Thoughts
of courage take me back to the wild edge where Texas ends and Mexico begins.
A moment captured by Ann Sydney Taylor .
***
“You’re
twenty-five now. How do you feel?” The question nonchalantly appears in a car
ride conversation with my baby sister (who is no longer a baby, but a fiercely
bright eighteen-year-old brimming with opinions and keen insights). It’s a
polite question she poses in-between text messages to her fellow graduating
friends, and though I know it’s benign, the question startles me into a
panicked realization : I am indeed twenty-five and I am still piecing my life together.
A sense
of desperation frazzles my wellbeing. I abandon my personal power and shine to
a projected idea of what society and those linear journeying folk define as
success and it doesn’t reflect my current reality. I momentarily forget the
validity and beauty of my own path.
Teetering
into falling prey to the crowd of inner critics, the spirit word for my
twenty-fifth year arrives just in time. Courage commands me to rise above the
luring voice of the inner critic. Courage reconnects me to back to my power
source, my life force, my steady flow of breath. Put to the test, this car ride
moment confirms that courage is the rightful companion for my twenty-fifth year
– it brings me back home to myself.
Since
sparkle has taken a glittery bow, I’ve contemplated a new word to be this
year’s spirit guide: a word to encompass how I intend to grow; a word to hold a
vision of what I plan to manifest; a word with the power to center, positively
challenge and heal; a word like courage.
How do I
feel now that I’m twenty-five? I want to feel courageous. The courage to keep
on sparkling, to trust my own intuitive whispers, to say yes to what lights me
up and say no to what feels like overwhelm.
I answer with “want” because fear
is here, too. I’m slightly petrified of stepping out of my comfort zone. I’m
afraid of failing. I fear being exposed in my inadequacies, but the fear to not
stretch my wings, to not follow a calling is greater than the desire to remain
complacent and content. Or as Anais Nin exquisitely writes, “And the day came
when the risk to remain tight in the bud was more painful than the risk it took
to bloom.”
By
embracing courage, I also confront my fear.
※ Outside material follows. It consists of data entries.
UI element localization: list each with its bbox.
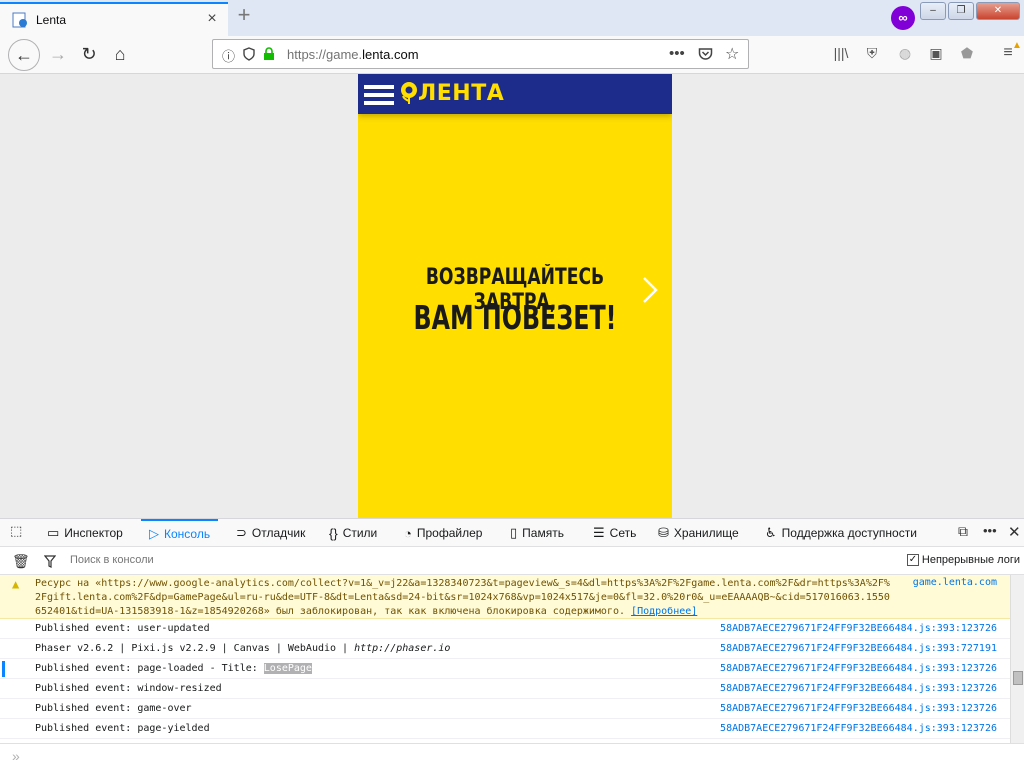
restore-button[interactable]: ❐ (948, 2, 974, 20)
console-row: Published event: window-resized 58ADB7AE… (0, 679, 1010, 699)
page-viewport: ЛЕНТА ВОЗВРАЩАЙТЕСЬ ЗАВТРА, ВАМ ПОВЕЗЕТ! (0, 74, 1024, 518)
minimize-button[interactable]: – (920, 2, 946, 20)
scrollbar-thumb[interactable] (1013, 671, 1023, 685)
warning-source-link[interactable]: game.lenta.com (913, 577, 997, 588)
browser-tab[interactable]: Lenta × (0, 2, 228, 36)
source-link[interactable]: 58ADB7AECE279671F24FF9F32BE66484.js:393:… (720, 623, 997, 634)
sunflower-logo-icon (401, 82, 417, 104)
globe-icon[interactable]: ◍ (895, 44, 915, 64)
lucky-message: ВАМ ПОВЕЗЕТ! (413, 298, 617, 337)
source-link[interactable]: 58ADB7AECE279671F24FF9F32BE66484.js:393:… (720, 703, 997, 714)
navigation-toolbar: ← → ↻ ⌂ ⓘ https://game.lenta.com ••• ☆ |… (0, 36, 1024, 74)
extension-icon[interactable]: ▣ (926, 44, 946, 64)
bookmark-star-icon[interactable]: ☆ (725, 44, 739, 64)
back-arrow-icon[interactable]: ← (8, 39, 40, 71)
storage-icon: ⛁ (658, 525, 669, 540)
phaser-link[interactable]: http://phaser.io (354, 643, 450, 654)
profiler-icon: ◔ (404, 525, 412, 541)
game-header: ЛЕНТА (358, 74, 672, 114)
persist-logs-toggle[interactable]: ✓ Непрерывные логи (906, 554, 1020, 566)
row-marker (2, 661, 5, 677)
url-text: https://game.lenta.com (287, 47, 419, 62)
shield-extension-icon[interactable]: ⬟ (957, 44, 977, 64)
console-row: Phaser v2.6.2 | Pixi.js v2.2.9 | Canvas … (0, 639, 1010, 659)
pocket-icon[interactable] (698, 47, 713, 61)
tab-title: Lenta (36, 13, 67, 27)
console-warning-row: ▲ Ресурс на «https://www.google-analytic… (0, 575, 1010, 619)
style-editor-icon: {} (329, 525, 338, 541)
tab-storage[interactable]: ⛁ Хранилище (658, 519, 739, 547)
inspector-icon: ▭ (47, 525, 60, 540)
lock-icon[interactable] (263, 47, 275, 61)
persist-logs-label: Непрерывные логи (921, 554, 1020, 566)
tab-strip: Lenta × + ∞ – ❐ ✕ (0, 0, 1024, 36)
home-icon[interactable]: ⌂ (108, 43, 132, 67)
filter-icon[interactable] (44, 555, 56, 568)
tab-console[interactable]: ▷ Консоль (141, 519, 219, 547)
devtools-toolbar: ⬚ ▭ Инспектор ▷ Консоль ⊃ Отладчик {} Стили … (0, 519, 1024, 547)
more-options-icon[interactable]: ••• (983, 523, 997, 538)
source-link[interactable]: 58ADB7AECE279671F24FF9F32BE66484.js:393:… (720, 683, 997, 694)
console-icon: ▷ (149, 526, 159, 541)
source-link[interactable]: 58ADB7AECE279671F24FF9F32BE66484.js:393:… (720, 723, 997, 734)
source-link[interactable]: 58ADB7AECE279671F24FF9F32BE66484.js:393:… (720, 643, 997, 654)
console-output: ▲ Ресурс на «https://www.google-analytic… (0, 575, 1010, 743)
element-picker-icon[interactable]: ⬚ (10, 523, 22, 539)
window-controls: – ❐ ✕ (920, 2, 1020, 20)
trash-icon[interactable]: 🗑 (12, 553, 30, 570)
warning-message: Ресурс на «https://www.google-analytics.… (35, 578, 890, 617)
tracking-shield-icon[interactable] (243, 47, 255, 61)
tab-inspector[interactable]: ▭ Инспектор (47, 519, 123, 547)
learn-more-link[interactable]: [Подробнее] (631, 606, 697, 617)
console-row: Published event: game-over 58ADB7AECE279… (0, 699, 1010, 719)
network-icon: ☰ (593, 525, 605, 540)
chevron-prompt-icon: » (12, 748, 20, 764)
address-bar[interactable]: ⓘ https://game.lenta.com ••• ☆ (212, 39, 749, 69)
ublock-icon[interactable]: ⛨ (862, 44, 882, 64)
memory-icon: ▯ (510, 525, 518, 540)
tab-close-icon[interactable]: × (204, 11, 220, 28)
close-window-button[interactable]: ✕ (976, 2, 1020, 20)
private-browsing-icon: ∞ (891, 6, 915, 30)
reload-icon[interactable]: ↻ (77, 43, 101, 67)
tab-accessibility[interactable]: ♿ Поддержка доступности (765, 519, 917, 547)
console-row: Published event: user-updated 58ADB7AECE… (0, 619, 1010, 639)
game-frame: ЛЕНТА ВОЗВРАЩАЙТЕСЬ ЗАВТРА, ВАМ ПОВЕЗЕТ! (358, 74, 672, 518)
persist-logs-checkbox[interactable]: ✓ (906, 554, 919, 566)
tab-profiler[interactable]: ◔ Профайлер (404, 519, 482, 547)
devtools-panel: ⬚ ▭ Инспектор ▷ Консоль ⊃ Отладчик {} Стили … (0, 518, 1024, 768)
page-actions-icon[interactable]: ••• (669, 45, 685, 62)
highlighted-value: LosePage (263, 663, 312, 674)
console-row: Published event: page-loaded - Title: Lo… (0, 659, 1010, 679)
console-row: Published event: page-yielded 58ADB7AECE… (0, 719, 1010, 739)
tab-debugger[interactable]: ⊃ Отладчик (236, 519, 305, 547)
source-link[interactable]: 58ADB7AECE279671F24FF9F32BE66484.js:393:… (720, 663, 997, 674)
close-devtools-icon[interactable]: ✕ (1008, 523, 1021, 541)
accessibility-icon: ♿ (765, 525, 777, 540)
brand-logo: ЛЕНТА (418, 81, 505, 106)
plus-icon[interactable]: + (232, 4, 256, 28)
console-search-input[interactable] (70, 554, 470, 566)
forward-arrow-icon[interactable]: → (46, 43, 70, 67)
console-scrollbar[interactable] (1010, 575, 1024, 743)
hamburger-menu-icon[interactable] (364, 85, 394, 105)
console-input[interactable]: » (0, 743, 1024, 769)
chevron-right-icon[interactable] (641, 276, 659, 304)
tab-network[interactable]: ☰ Сеть (593, 519, 636, 547)
debugger-icon: ⊃ (236, 525, 247, 540)
tab-memory[interactable]: ▯ Память (510, 519, 564, 547)
page-favicon-icon (12, 12, 27, 28)
console-filter-bar: 🗑 ✓ Непрерывные логи (0, 548, 1024, 575)
dock-toggle-icon[interactable]: ⧉ (958, 523, 968, 540)
warning-badge-icon: ▲ (1012, 40, 1022, 51)
warning-icon: ▲ (12, 577, 20, 591)
info-icon[interactable]: ⓘ (222, 46, 235, 65)
library-icon[interactable]: |||\ (831, 44, 851, 64)
tab-style-editor[interactable]: {} Стили (329, 519, 377, 547)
The fear cautions me that I’m
exposing my authentic self to the world – through writing my truth, teaching
yoga from a tender heart – and the
courage grants me the confidence and the softness to live and express myself
from a vulnerable and true place. Fear and courage coexist, and I’ll be well
acquainted with both players by the end of the year.
Courage
promises to test, dare and push me; it won’t be a glittering dance like
sparkle, but I’m up for the challenge.
Courage,
I’m yours. Let’s see where this journey takes us.